Increasing the fluence increases the depth of the demarcation line, substantially increasing the treatment volume and the biomechanical power of crosslinking itself [20,26,29].

It was demonstrated [30,31,32] that the influence of CXL is characterized by a mechanism-based strain energy function, which not only explicitly depends on the density of the cross-links (as a function of the corneal thickness and UVA irradiation dose), but also relies on the discrepant distribution of cross-links in the proteoglycan matrix and along the fibers. The inflation test experimental data for the IOP-apex displacement relationships of porcine cornea at different irradiation doses of 2.7 J/cm2, 8.10 J/cm2 and 10.8 J/cm2, respectively, showed good collimation between the predicted and simulated results, thus addressing that at the same value of IOP, the apex displacement of corneal materials after cross-linking is obviously much smaller than that without cross-linking. The simulated results are able to predict the macroscopic IOP apex displacement relations as a function of the UVA irradiation dose. Therefore, the cornea after CXL can better resist the geometrical deformation when stimulated by the increase in IOP and the apex displacement further becomes smaller with the increasing irradiation dose, and is determined by the inhomogeneous increment of cross-link density from the anterior layer of the corneal stroma. For the depth-dependent density of the cross-links, the increment rate of the cross-link density with the irradiation dose was the fastest in the anterior cornea stroma and the highest at 10.8 J/cm2. Therefore, the gradient change in the material strength became increasingly obvious for the cross-linked corneas with a comparatively high value of irradiation dose. The finite element analysis provided at increasing irradiation doses proved that the increase in the cross-link density at a comparatively high value of irradiation dose could help improve the material strength, thus increasing the fluence not only provides an increased depth in the demarcation lines, but an increased cornea resistance that is crucial in Epi-On treatments. These clinical and experimental observations confirmed that the way to go for Epi-On CXL treatments is to find a balance between the riboflavin concentration and higher fluence between 8.1 and 10.8 J/cm2 [30,31,32,33].

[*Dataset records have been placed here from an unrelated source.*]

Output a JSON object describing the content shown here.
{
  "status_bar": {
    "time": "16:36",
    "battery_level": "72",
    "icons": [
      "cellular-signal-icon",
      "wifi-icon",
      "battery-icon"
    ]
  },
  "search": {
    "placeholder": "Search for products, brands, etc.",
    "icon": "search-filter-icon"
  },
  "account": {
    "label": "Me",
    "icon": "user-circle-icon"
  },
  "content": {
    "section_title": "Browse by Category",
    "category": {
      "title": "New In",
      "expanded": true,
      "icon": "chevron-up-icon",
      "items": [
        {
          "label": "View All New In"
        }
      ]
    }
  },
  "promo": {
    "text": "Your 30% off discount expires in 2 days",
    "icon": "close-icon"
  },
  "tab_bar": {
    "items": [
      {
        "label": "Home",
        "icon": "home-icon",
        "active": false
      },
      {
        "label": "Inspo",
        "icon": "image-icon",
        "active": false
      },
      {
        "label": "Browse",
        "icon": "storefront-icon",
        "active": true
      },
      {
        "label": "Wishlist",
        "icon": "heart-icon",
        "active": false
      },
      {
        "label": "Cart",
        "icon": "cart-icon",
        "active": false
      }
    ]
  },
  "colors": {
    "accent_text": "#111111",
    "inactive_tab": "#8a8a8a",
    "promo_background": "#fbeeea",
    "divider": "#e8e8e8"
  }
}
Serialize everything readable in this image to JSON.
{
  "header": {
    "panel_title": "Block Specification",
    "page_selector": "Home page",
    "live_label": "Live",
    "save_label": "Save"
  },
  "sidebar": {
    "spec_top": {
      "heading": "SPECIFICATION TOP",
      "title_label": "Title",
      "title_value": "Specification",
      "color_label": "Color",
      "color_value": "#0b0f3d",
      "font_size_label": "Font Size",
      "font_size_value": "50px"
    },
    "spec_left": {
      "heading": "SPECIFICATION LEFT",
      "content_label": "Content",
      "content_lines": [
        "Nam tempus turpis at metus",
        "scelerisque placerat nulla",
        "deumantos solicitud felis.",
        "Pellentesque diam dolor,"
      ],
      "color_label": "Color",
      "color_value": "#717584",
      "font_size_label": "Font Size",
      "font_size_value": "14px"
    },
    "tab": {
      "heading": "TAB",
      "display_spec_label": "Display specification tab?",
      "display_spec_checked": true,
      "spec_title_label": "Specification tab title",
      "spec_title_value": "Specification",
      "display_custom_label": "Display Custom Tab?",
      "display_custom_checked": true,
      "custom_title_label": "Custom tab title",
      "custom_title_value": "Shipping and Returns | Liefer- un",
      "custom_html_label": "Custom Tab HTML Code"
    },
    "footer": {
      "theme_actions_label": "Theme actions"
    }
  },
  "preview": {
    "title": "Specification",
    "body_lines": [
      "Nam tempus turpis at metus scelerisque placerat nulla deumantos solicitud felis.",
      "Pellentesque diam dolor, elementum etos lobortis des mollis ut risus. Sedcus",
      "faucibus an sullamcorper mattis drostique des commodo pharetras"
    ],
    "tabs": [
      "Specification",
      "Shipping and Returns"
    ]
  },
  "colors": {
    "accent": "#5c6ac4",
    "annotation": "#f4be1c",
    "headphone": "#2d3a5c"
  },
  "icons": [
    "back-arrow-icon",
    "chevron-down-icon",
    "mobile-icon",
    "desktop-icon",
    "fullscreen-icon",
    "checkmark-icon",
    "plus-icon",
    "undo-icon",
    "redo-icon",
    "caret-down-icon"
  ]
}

Our preliminary functional and morphological data in a new Epi-On study protocol with chemically enhanced riboflavin solutions and 10 J/cm2 fluence in progress at the Siena CXL Center, Italy, are showing promising evidence of better results.

As of now, the patient categories suggest that in the clinical practice of this novel protocol of treatment for corneal ectasia, young adults over 26 year of age are treated in both eyes, even conducted on the same day to reduce the burden of time and organization for both the patient and surgeon, and young adults over the age of 21 but only in the eye with less advanced keratoectasia.

This treatment protocol can possibly be repeated if the progression of the ectasia restarts during the follow-up, still keeping the advantages of Epi-On procedures, that is to say, virtually absent risks of infection and uncontrolled corneal scarring.

In patients affected by progressive keratoconus who are less than 21 years of age, the gold standard of treatment still remains an accelerated continuous light 9 mW 5.4 J/cm2 Epi-OFF CXL [4].

Further studies, larger patient cohorts, and parameter implementations are necessary to improve the efficacy of epithelium preserving CXL protocols, making it highly effective, more accessible, and feasible in outpatient modality.

Moreover, enhanced Epi-On CXL paves the way to a total prophylactic use of CXL, allowing us to become active providers instead of awaiting the loss of corneal resistance and visual decay, also in forme fruste keratoconus (FFKC) and suspicious ectasia cases, changing our current mindset.